Midyatli forderte den Verfassungsschutz auf, „jetzt schnell für Klarheit bei der Neueinstufung der AfD als rechtsextreme Partei zu sorgen". „Ich bleibe dabei: Wo rechtsextrem drin ist, muss auch rechtsextrem draufstehen”, sagte die stellvertretende Vorsitzende der SPD.

Auch der Vorsitzende der sächsischen SPD, Henning Homann, begrüßte das Urteil aus Münster. „Das Bundesamt für Verfassungsschutz stuft die AfD zu Recht als rechtsextremistischen Verdachtsfall ein. Das hat heute das Oberverwaltungsgericht Münster bestätigt“, so Homann.  

Das Gericht zeichne mit seinem Urteil ein realistisches Bild: „Der rechtsextreme Flügel um Höcke, Krah und Urban hat in der Partei das Sagen. Weidel und Chrupalla sind nur noch Pappkameraden.“ Der sächsische Landesverfassungsschutz stuft die AfD bereits als gesichert rechtsextremistisch ein. „Auch das ist völlig zutreffend“, so Homann.

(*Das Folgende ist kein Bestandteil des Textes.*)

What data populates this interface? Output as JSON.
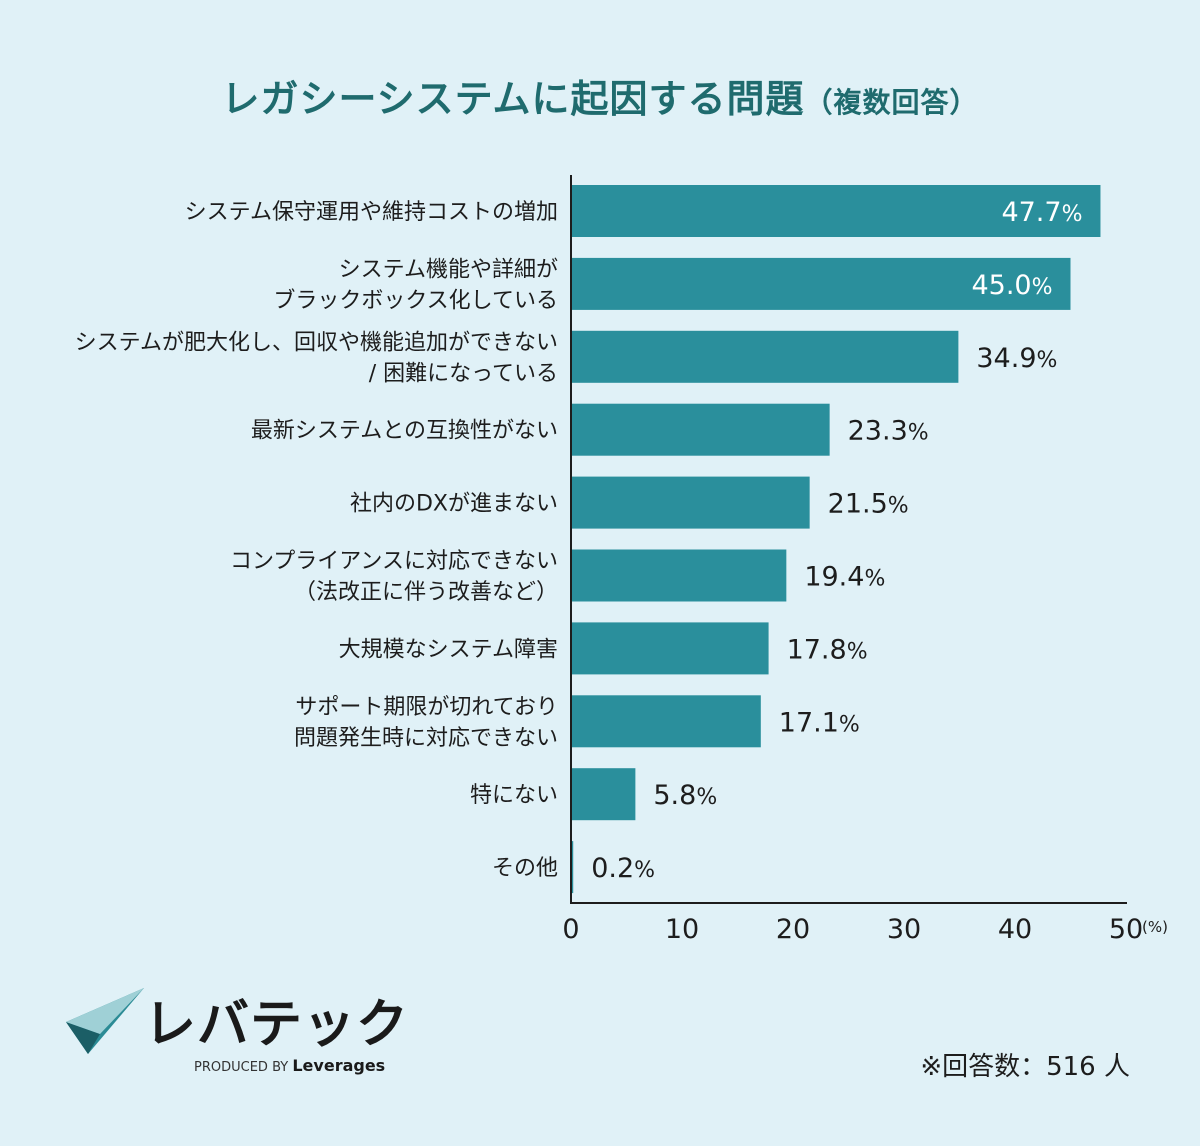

AfD ist seit 2021 „rechtsextremistischer Verdachtsfall“

Ronja Endres, Co-Vorsitzende SPD in Bayern, kommentierte das Urteil auf X. „Alle, die die #noAfD wählen, wissen genau was sie tun. Sie wählen diese Partei, weil sie rechtsextreme Werte vertreten“, schrieb sie. Carmen Wegge äußerte sich ähnlich. „Wer die AfD wählt, wählt also auch Rechtsextremist*innen und Faschist*innen. Also lasst es", schrieb die SPD-Bundestagsabgeordnete auf X.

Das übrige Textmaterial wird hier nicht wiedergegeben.